A christening, baptism or naming ceremony can be whatever you want it to be. It can be as simple as the service and nothing else or it can be a huge celebration if you wish. We’re going for somewhere in between. Neither mine nor Mr D’s family live locally therefore don’t get to see each other very often so we thought it would be a lovely opportunity to get together after the service, have some food and raise a glass to celebrate our little lioness.
Whatever you choose to do there are a few things you can do to make the process a little easier. Here are five things I’ve learnt during planning.

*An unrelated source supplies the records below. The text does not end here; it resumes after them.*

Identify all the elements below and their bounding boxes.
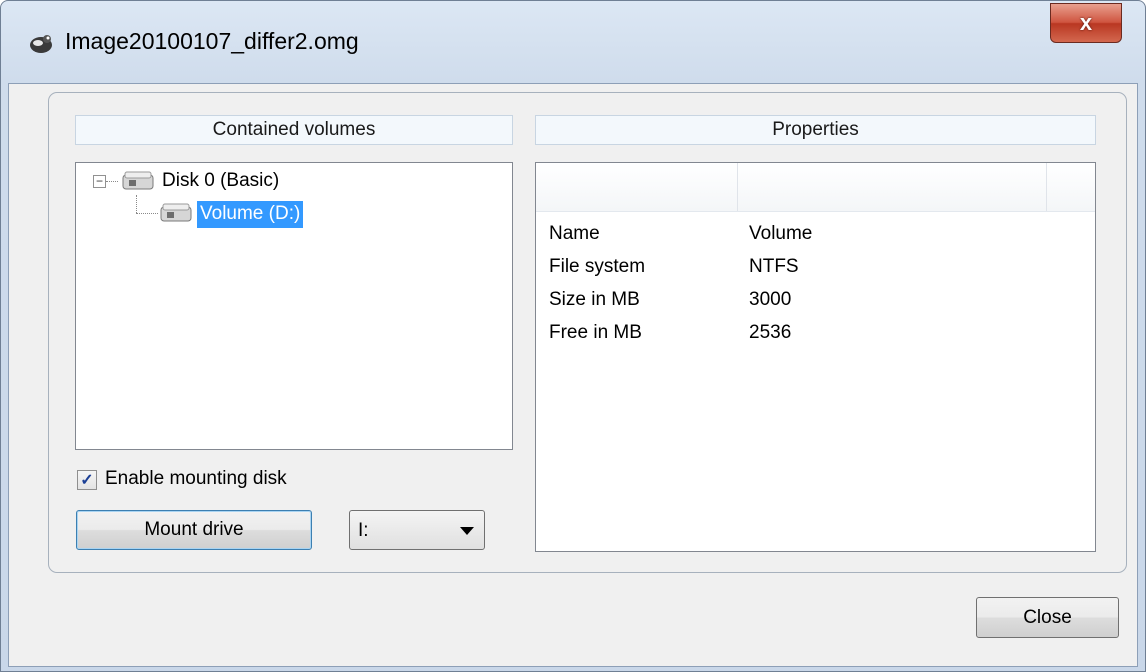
- property-value: 3000: [749, 289, 792, 310]
- drive-letter-select[interactable]: I:: [349, 510, 485, 550]
- property-name: Free in MB: [549, 322, 642, 343]
- close-button[interactable]: Close: [976, 597, 1119, 638]
- property-row[interactable]: Free in MB 2536: [536, 318, 1095, 350]
- client-area: Contained volumes Properties − Disk 0 (B…: [8, 83, 1138, 667]
- tree-connector: [136, 195, 137, 213]
- volume-tree[interactable]: − Disk 0 (Basic) Volume (D:): [75, 162, 513, 450]
- app-logo-icon: [30, 35, 52, 53]
- property-value: 2536: [749, 322, 792, 343]
- tree-item-disk[interactable]: Disk 0 (Basic): [162, 167, 279, 195]
- close-window-button[interactable]: x: [1050, 3, 1122, 43]
- properties-column-header: [536, 163, 1095, 212]
- property-value: Volume: [749, 223, 813, 244]
- chevron-down-icon: [460, 527, 474, 535]
- volume-icon: [160, 203, 192, 222]
- tree-connector: [106, 181, 118, 182]
- window-title: Image20100107_differ2.omg: [65, 28, 359, 54]
- contained-volumes-header: Contained volumes: [75, 115, 513, 145]
- tree-item-volume[interactable]: Volume (D:): [197, 200, 304, 228]
- properties-header: Properties: [535, 115, 1096, 145]
- drive-letter-value: I:: [358, 520, 369, 541]
- expander-glyph: −: [95, 174, 103, 188]
- enable-mounting-label[interactable]: Enable mounting disk: [105, 468, 287, 490]
- collapse-icon[interactable]: −: [93, 175, 106, 188]
- properties-list[interactable]: Name Volume File system NTFS Size in MB …: [535, 162, 1096, 552]
- property-row[interactable]: Size in MB 3000: [536, 285, 1095, 317]
- property-value: NTFS: [749, 256, 799, 277]
- property-name: File system: [549, 256, 646, 277]
- volume-label: Volume (D:): [197, 200, 304, 228]
- title-bar[interactable]: Image20100107_differ2.omg x: [1, 1, 1145, 83]
- column-divider: [1046, 163, 1047, 211]
- disk-icon: [122, 171, 154, 190]
- dialog-window: Image20100107_differ2.omg x Contained vo…: [0, 0, 1146, 672]
- tree-connector: [136, 213, 158, 214]
- close-icon: x: [1079, 10, 1093, 35]
- mount-drive-button[interactable]: Mount drive: [76, 510, 312, 550]
- property-row[interactable]: File system NTFS: [536, 252, 1095, 284]
- property-name: Size in MB: [549, 289, 640, 310]
- enable-mounting-checkbox[interactable]: ✓: [77, 470, 97, 490]
- check-icon: ✓: [80, 472, 94, 489]
- column-divider: [737, 163, 738, 211]
- disk-label: Disk 0 (Basic): [162, 170, 280, 191]
- property-row[interactable]: Name Volume: [536, 219, 1095, 251]
- property-name: Name: [549, 223, 600, 244]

1. If you’re offering food afterwards, shop around. We are hiring the church hall so have to provide food ourselves. For a while I couldn’t decide between wanting to do it all myself (because despite the fact I barely have time to wee I’d definitely be able to do that?!), hiring caterers and ordering from somewhere like M&S. After comparing prices I found that the M&S option ended up being much cheaper per person which surprised me. I’ll probably manage to cobble together a few bits myself to save some more pennies and pad it out a bit. Cheese and pineapple hedgehog, anyone?!
2. Sort out mum and dads’ outfits well in advance. This is advice I should have taken myself because we’re two weeks away and I still have no idea what I’m wearing. Fortunately for the dads options are a bit more limited; a formal outfit or a more casual choice. Mr D has gone with the latter and chosen a pair of chinos, a fancy shirt and his favourite brogues. As much as I hate to admit it he’s so good at knowing what looks good together, more so than I do! However, I have ordered a couple of bits for me that I’m hoping I can cobble a breastfeeding friendly outfit from. If not I’ll be going in my pyjamas!

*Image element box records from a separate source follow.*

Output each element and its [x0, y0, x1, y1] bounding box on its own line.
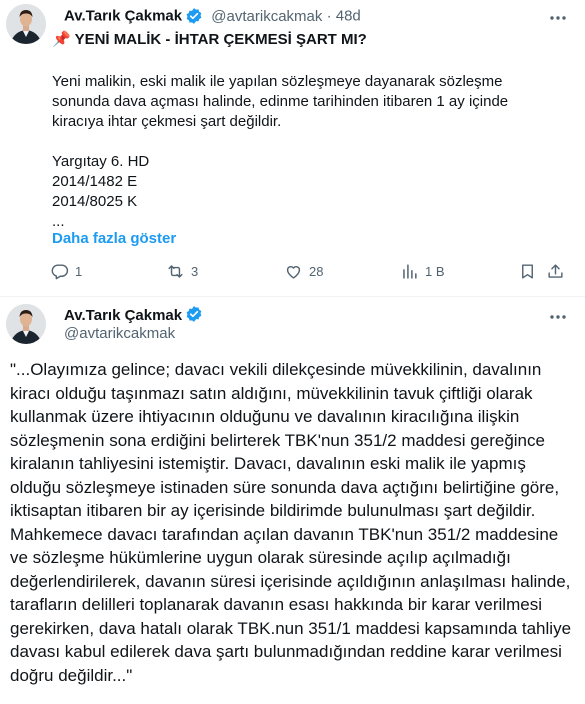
share-button[interactable] [546, 261, 565, 281]
reply-button[interactable]: 1 [50, 261, 82, 281]
verified-badge-icon [186, 8, 202, 24]
heart-icon [286, 265, 301, 279]
tweet-divider [0, 296, 585, 297]
retweet-icon [168, 264, 183, 278]
author-avatar[interactable] [6, 4, 46, 44]
avatar-image [6, 4, 46, 44]
author-handle[interactable]: @avtarikcakmak [211, 8, 322, 25]
tweet-body: Yeni malikin, eski malik ile yapılan söz… [52, 73, 509, 230]
retweet-button[interactable]: 3 [166, 261, 198, 281]
verified-badge-icon [186, 306, 202, 322]
like-button[interactable]: 28 [284, 261, 323, 281]
retweet-count: 3 [191, 263, 199, 279]
more-options-icon[interactable] [548, 8, 568, 28]
tweet-actions: 1 3 28 1 B [50, 261, 565, 281]
tweet-time[interactable]: 48d [336, 8, 361, 25]
share-icon [548, 263, 563, 278]
tweet-title-text: YENİ MALİK - İHTAR ÇEKMESİ ŞART MI? [74, 31, 367, 48]
reply-count: 1 [75, 263, 83, 279]
author-handle[interactable]: @avtarikcakmak [64, 325, 175, 342]
views-count: 1 B [425, 263, 445, 279]
tweet-body: "...Olayımıza gelince; davacı vekili dil… [10, 360, 572, 685]
reply-icon [51, 263, 69, 279]
bookmark-button[interactable] [518, 261, 537, 281]
views-button[interactable]: 1 B [400, 261, 445, 281]
tweet-title: 📌 YENİ MALİK - İHTAR ÇEKMESİ ŞART MI? [52, 30, 367, 48]
separator-dot: · [326, 7, 332, 25]
like-count: 28 [309, 263, 324, 279]
more-options-icon[interactable] [548, 307, 568, 327]
author-name[interactable]: Av.Tarık Çakmak [64, 8, 182, 25]
author-avatar[interactable] [6, 304, 46, 344]
pushpin-icon: 📌 [52, 31, 71, 48]
show-more-link[interactable]: Daha fazla göster [52, 230, 176, 247]
avatar-image [6, 304, 46, 344]
bookmark-icon [522, 263, 533, 279]
author-name[interactable]: Av.Tarık Çakmak [64, 307, 182, 324]
views-icon [403, 263, 417, 279]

3. Leave baby’s outfit until the last minute. This might sound like a silly thing to do but when babies grow as quickly as they do if you buy something in advance it may not end up fitting them at the time. At 8 months Lily has only just gone into 6-9 month clothes after a quick, unexpected growth spurt so I could potentially have bought a beautiful outfit in 3-6 months and it never been used. Also, think about how practical your baby’s outfit is. I had always envisioned Lily in a beautiful long gown but it’s just not realistic when she is constantly on the move. She’d get frustrated and it’d get filthy so instead we’re opting for something a little more understated.
4. Utilise godparents! Get them practising their supportive roles and delegate jobs to them. I’ve roped one of Lily’s godmothers into helping with the food (growing up in a pub means she’s a dab hand at a buffet!) and I’m going to get them to help me set up the hall on the day. If any of your godparents have specific skills that might be of use like cake making, graphic design for the invitations or photography, use them and (hopefully!) it will save a bit too.
5. A few simple decorations can go a long way.
Church halls are usually full of brightly coloured posters and children’s artwork which although lovely, doesn’t look very elegant. Rather than trying to decorate the entire church hall I’m going to focus on the cake display to add a little personal touch. I decided to go with pastel colours to match the invitations so I’ve ordered a few confetti balloons
, table confetti
(which I’ll chuck on all the tables), a tassle garland from one of my favourite IG shops, The Indigo Zebra
and I’ve made a few tissue paper pom poms to hang. All in all it’s cost me less than £30 but hopefully it’ll look bloody lovely!
Have you or are you planning on having a christening or naming ceremony for your little one? Share any tips in the comments!